Synopsis
An inside portrait of the Third Reich by the son of Hans Frank, an executed Nazi war criminal, condemns his father and his Nazi contemporaries in a collection of painful memories that follow the "monsterization" of Hans Frank
Reviews
Frank was seven years old when his father, Dr. Hans Frank, Hitler's governor-general of occupied Poland, was executed at Nuremberg as a Nazi war criminal. Here he bitterly, unforgivingly denounces his father as "a slime-hole of a Hitler fanatic," a fawning coward, a pompous actor whose speeches were "the drivel of a numbskull," and a murderer. The author doubts that Dr. Frank's 11th-hour piety in his Nuremberg cell was genuine and regrets the failure of a 1944 assassination attempt. (He is equally hard on his mother, whom he calls "a sleazy fur dealer.") All this, based on prodigious research, is presented in a gleefully manic way that verges on hysteria. While Frank's prose possesses considerable literary power, the nonstop diatribe becomes offensive, then boring. Frank writes for the German magazine Stern.
Copyright 1991 Reed Business Information, Inc.

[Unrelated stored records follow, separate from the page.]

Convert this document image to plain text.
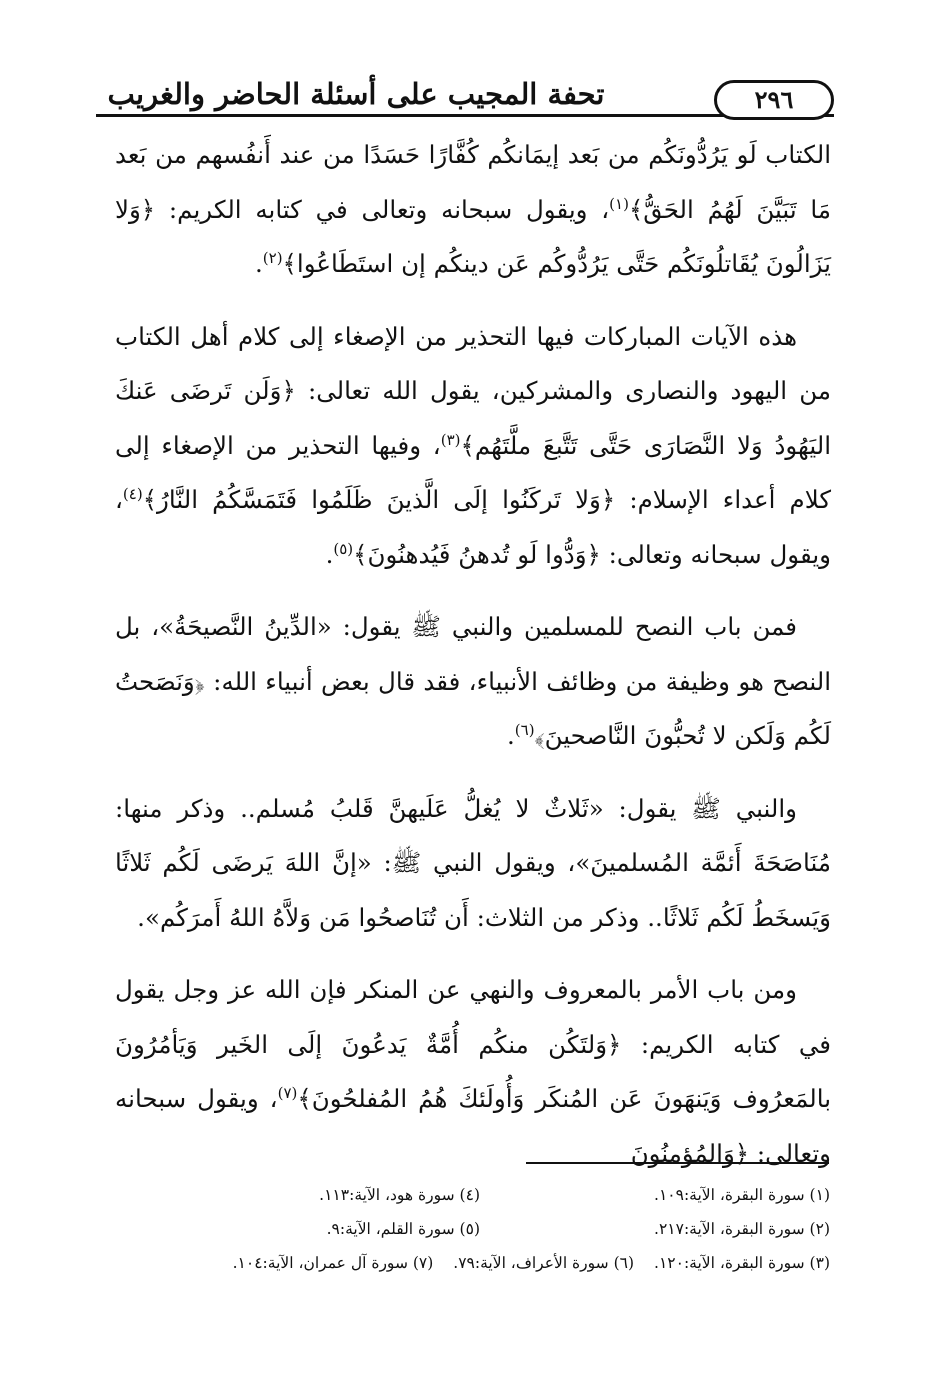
تحفة المجيب على أسئلة الحاضر والغريب	٢٩٦

الكتاب لَو يَرُدُّونَكُم من بَعد إيمَانكُم كُفَّارًا حَسَدًا من عند أَنفُسهم من بَعد مَا تَبَيَّنَ لَهُمُ الحَقُّ﴾$^{(١)}$، ويقول سبحانه وتعالى في كتابه الكريم: ﴿وَلا يَزَالُونَ يُقَاتلُونَكُم حَتَّى يَرُدُّوكُم عَن دينكُم إن استَطَاعُوا﴾$^{(٢)}$.

هذه الآيات المباركات فيها التحذير من الإصغاء إلى كلام أهل الكتاب من اليهود والنصارى والمشركين، يقول الله تعالى: ﴿وَلَن تَرضَى عَنكَ اليَهُودُ وَلا النَّصَارَى حَتَّى تَتَّبعَ ملَّتَهُم﴾$^{(٣)}$، وفيها التحذير من الإصغاء إلى كلام أعداء الإسلام: ﴿وَلا تَركَنُوا إلَى الَّذينَ ظَلَمُوا فَتَمَسَّكُمُ النَّارُ﴾$^{(٤)}$، ويقول سبحانه وتعالى: ﴿وَدُّوا لَو تُدهنُ فَيُدهنُونَ﴾$^{(٥)}$.

فمن باب النصح للمسلمين والنبي ﷺ يقول: «الدِّينُ النَّصيحَةُ»، بل النصح هو وظيفة من وظائف الأنبياء، فقد قال بعض أنبياء الله: ﴿وَنَصَحتُ لَكُم وَلَكن لا تُحبُّونَ النَّاصحينَ﴾$^{(٦)}$.

والنبي ﷺ يقول: «ثَلاثٌ لا يُغلُّ عَلَيهنَّ قَلبُ مُسلم.. وذكر منها: مُنَاصَحَةَ أَئمَّة المُسلمينَ»، ويقول النبي ﷺ: «إنَّ اللهَ يَرضَى لَكُم ثَلاثًا وَيَسخَطُ لَكُم ثَلاثًا.. وذكر من الثلاث: أَن تُنَاصحُوا مَن وَلاَّهُ اللهُ أَمرَكُم».

ومن باب الأمر بالمعروف والنهي عن المنكر فإن الله عز وجل يقول في كتابه الكريم: ﴿وَلتَكُن منكُم أُمَّةٌ يَدعُونَ إلَى الخَير وَيَأمُرُونَ بالمَعرُوف وَيَنهَونَ عَن المُنكَر وَأُولَئكَ هُمُ المُفلحُونَ﴾$^{(٧)}$، ويقول سبحانه وتعالى: ﴿وَالمُؤمنُونَ

(١) سورة البقرة، الآية:١٠٩.
(٤) سورة هود، الآية:١١٣.
(٢) سورة البقرة، الآية:٢١٧.
(٥) سورة القلم، الآية:٩.
(٣) سورة البقرة، الآية:١٢٠.
(٦) سورة الأعراف، الآية:٧٩.
(٧) سورة آل عمران، الآية:١٠٤.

A bitter and often shocking memoir of Hans Frank, Nazi Governor-General of Poland, by his journalist son. Beginning with the fact, learned apparently from an aunt, that his mother had no orgasm when he was conceived, and proceeding on to a detailed discussion of his father's execution after he was convicted of war crimes at Nuremberg, including speculation as to the quality of the sound when his father's neck snapped, Frank gives a chronological account of his father's checkered career. A lawyer with dreams of grandeur, the elder Frank participated in a minor way in Hitler's abortive Putsch in 1923. He caught the Fhrer's eye when he defended some Nazi hooligans, and thereafter his ascent was rapid: Bavarian Minister of Justice; President of the Academy for German Justice; Reich Commissioner for Justice; Minister of the Reich--all while still in his 30s. His first compromise with evil lay in his acquiescence in the murder of S.A. leader Rohm and a number of his associates shortly after Hitler's rise to power. Frank's moral decline after becoming Governor- General of Poland was rapid: ``There is no reason for us to be squeamish when we hear about seventeen thousand people being shot,'' he told one audience. Deeply corrupt--they extorted furs and antiques from wealthy Jews--he and his wife laid themselves open to blackmail by Himmler. The son was seven years old when he had a last view of his father, visiting him in the death cell. Unfortunately, the cruelty of the father is matched by a certain cruelty in the son, and the format of the book, an extended conversation with the elder Frank in which the younger mocks and denounces his father's life, diminishes both the subject and the sympathy we would otherwise have for the son. (Sixteen pages of b&w photographs--not seen.) -- Copyright ©1991, Kirkus Associates, LP. All rights reserved.
This is a translation of Frank's book Der Vater eine Abrechnung (Bertelsmann, c.1987). Abrechnung is a settling of accounts. Frank is a reporter for Stern magazine. He is also the son of Hans Frank, governor general of Poland during World War II, who was later executed for war crimes at Nuremberg. Shadow consists of a monolog from Frank to his father in hell, done mostly with hatred and contempt. The reader is uncomfortable because it is like sitting in on a stranger's therapy. The book occasionally borders on bad taste. Nevertheless, it is an important book. It represents the struggle in Germany that has become more intense since reunification. How does a generation deal with the unspeakable sins of its parents? Either the reaction is "what has it to do with me?" or utter contempt. Frank has chosen the latter; just don't mistake his bile for history. For those who worry about reunification, they may find comfort in this brutal reexamination of German Seele soul. For others, the book is akin to Gunter Grass's "Onion Nightclub" in Tin Drum (1962), where people went after the war to peel an onion and cry. Recommended for public and academic libraries.
- Randall L. Schroeder, Augustana Coll., Rock Is land, Ill.